Философия и теология: Старые и новые парадигмы отношений
Проблема отношения философии и теологии могла бы послужить неплохой иллюстрацией гегелевского тезиса о тождестве логического и исторического. Подойдя к ней систематически, было бы вполне возможно построить некое подобие древа Порфирия, логической схемы, где размещались бы все мыслимые виды данного отношения, — и затем удостовериться, что в ходе истории европейской мысли все эти виды без исключения доподлинно оказались воплощены. В этом небольшом тексте мы, конечно, не думаем задаваться такою капитальной академической задачей. Однако мы все же попытаемся проследить генезис отношения философии и теологии (во многом уже решающий для всего дальнейшего), систематизировать основные виды или же парадигмы этого отношения и выделить определенную современную тенденцию в его эволюции. Затем, в заключительной части, мы бегло попробуем наметить некоторую новую — или относительно новую — перспективу, которая подсказывается структурами православного миросозерцания, как они выступают в его стержневой мистико-аскетической традиции.
1
Как известно, идея разделения сфер философии и теологии, а с тем и проблема их взаимного отношения, берут начало с христианской эпохой. В античном сознании эта идея разделения, идея двух различных (не по степени совершенства, но по самому существу) и даже конкурирующих отношений Разума к Божественной реальности не возникала никогда.

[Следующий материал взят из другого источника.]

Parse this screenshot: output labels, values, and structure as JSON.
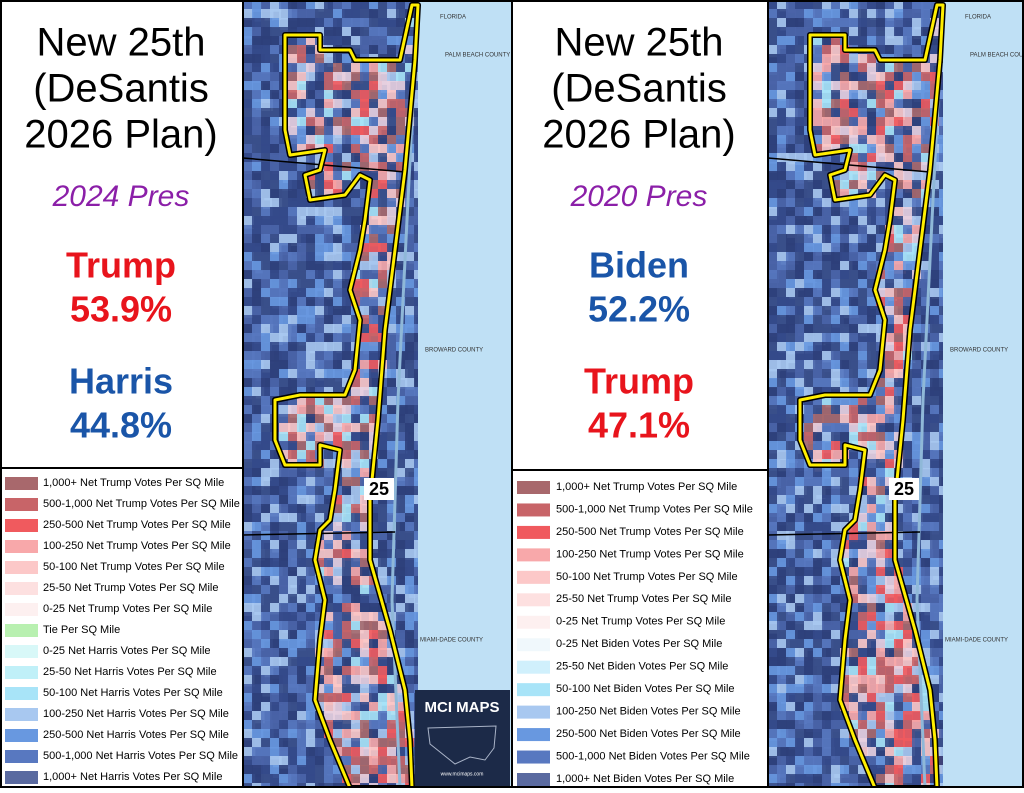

Даже в финальный период неоплатонизма, когда античное сознание умирало, оно умирало как цельное сознание; и отношение к Божественной реальности мыслилось также цельным, целиком объемлемым сферой философии. Конечно, существовала отдельно сфера религии как культа, не умственного, а жизненно-практического устроения отношений с богами. Но даже и тут была стойкая тенденция к синтезу, и синтез достигался не раз — у пифагорейцев, орфиков, в неоплатонизме. У Ямвлиха и у Прокла философствование выступает как литургия и теургия; и все, что можно было бы обозначить словом теология (Qeolog a, Qeologic») — оно иногда употреблялось для некоторых аспектов или разделов высшего познания, скажем, у Аристотеля им обозначалось учение о Перводвигателе — заведомо находит себе место внутри философии как единой стихии Ума, осуществляющего себя в когнитивной или ауто-когнитивной установке. Ибо как же еще Уму осуществлять себя, если не в Любви к Мудрости?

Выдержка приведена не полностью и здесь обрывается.